Mounting frustration with the lukewarm temperature of their melting pots led British Prime Minister David Cameron, German Chancellor Angela Merkel and then-President Nicolas Sarkozy of France to agree in 2011 that “state multiculturalism,” as they knew it, was a failure.

It was doomed to fail, in my view. Unlike America’s multiculturalism, which aims to help people from diverse backgrounds bridge their differences, European multiculturalism tends to encourage more separatism.

“France does not have a national narrative of multi-cultural immigration,” said a long-time friend of mine, Joel Dreyfuss, a Haitian-American journalist of mixed-race background and a veteran of major media in New York and Washington who now lives in Paris.

In an email exchange, Dreyfuss listed three major impediments to assimilation in France: a history of hoping immigrants brought in as guest workers from former colonies eventually would go home; a widespread sense that any recognition or organizing around ethnic or racial identity leads to a pernicious and separatist “communitarianism”; and a refusal by the French government to take census tallies by race or religion.

“Colorblindness” sounds good as a public policy, but not when it blinds leaders to the special problems like discrimination in jobs and housing or the root causes of inequities in income and education faced by low-income ethnic communities.

Will the terrorist attacks make things worse? Will leaders do more than call for extra security, more surveillance and bigger intelligence budgets?

“What I worry about is that very few people will be in the mood to address the alienation and the sense of exclusion that drives some of these young people into the arms of the Islamists,” Dreyfuss said.

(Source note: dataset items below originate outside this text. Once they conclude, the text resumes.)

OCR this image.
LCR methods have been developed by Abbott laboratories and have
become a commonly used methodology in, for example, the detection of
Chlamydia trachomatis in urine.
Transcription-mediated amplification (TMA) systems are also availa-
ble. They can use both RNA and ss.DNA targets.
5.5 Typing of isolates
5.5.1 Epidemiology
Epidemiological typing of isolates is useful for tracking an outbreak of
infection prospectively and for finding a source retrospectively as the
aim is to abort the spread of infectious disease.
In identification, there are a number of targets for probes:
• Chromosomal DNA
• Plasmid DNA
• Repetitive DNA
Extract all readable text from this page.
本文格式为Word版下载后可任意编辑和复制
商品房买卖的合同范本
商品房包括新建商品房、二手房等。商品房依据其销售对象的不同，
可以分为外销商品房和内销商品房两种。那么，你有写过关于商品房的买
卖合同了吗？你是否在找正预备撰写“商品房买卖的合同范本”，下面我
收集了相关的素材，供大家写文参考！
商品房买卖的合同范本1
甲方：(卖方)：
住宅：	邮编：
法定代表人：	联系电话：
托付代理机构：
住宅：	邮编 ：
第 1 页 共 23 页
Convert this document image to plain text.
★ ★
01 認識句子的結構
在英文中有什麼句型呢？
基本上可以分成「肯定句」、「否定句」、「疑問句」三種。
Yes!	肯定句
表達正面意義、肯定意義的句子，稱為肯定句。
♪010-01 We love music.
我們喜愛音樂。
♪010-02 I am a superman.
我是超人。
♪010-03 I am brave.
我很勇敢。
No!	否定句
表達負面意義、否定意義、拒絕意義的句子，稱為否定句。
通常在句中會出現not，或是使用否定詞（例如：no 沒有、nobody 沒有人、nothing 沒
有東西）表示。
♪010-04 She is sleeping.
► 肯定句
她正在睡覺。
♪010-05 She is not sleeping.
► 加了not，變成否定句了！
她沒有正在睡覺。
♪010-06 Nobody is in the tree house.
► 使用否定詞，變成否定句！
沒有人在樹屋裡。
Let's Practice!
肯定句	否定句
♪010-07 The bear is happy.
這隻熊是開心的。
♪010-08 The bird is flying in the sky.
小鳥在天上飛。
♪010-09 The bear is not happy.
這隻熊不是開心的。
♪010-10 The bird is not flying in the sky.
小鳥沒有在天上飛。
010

So do I.

As much as some hardliners complain that immigrants don’t really want to leave their enclaves and assimilate into the mainstream, the American experience tells us that assimilation is a two-way street. Newcomers need to feel invested in their new home country. Then they and their children will feel as though they have a stake in joining and improving the mainstream culture.

In that spirit, Bathily offers advice that transcends oceans. “Yes, I helped the Jews,” he said on French television. “I didn’t know or care if they were Jews or Christians or Muslims. We’re all in the same boat.”

Or as I have heard veterans of America’s civil rights movement say, “We may have arrived on different ships, but we’re in the same boat now.”

Clarence Page is a columnist for the Chicago Tribune.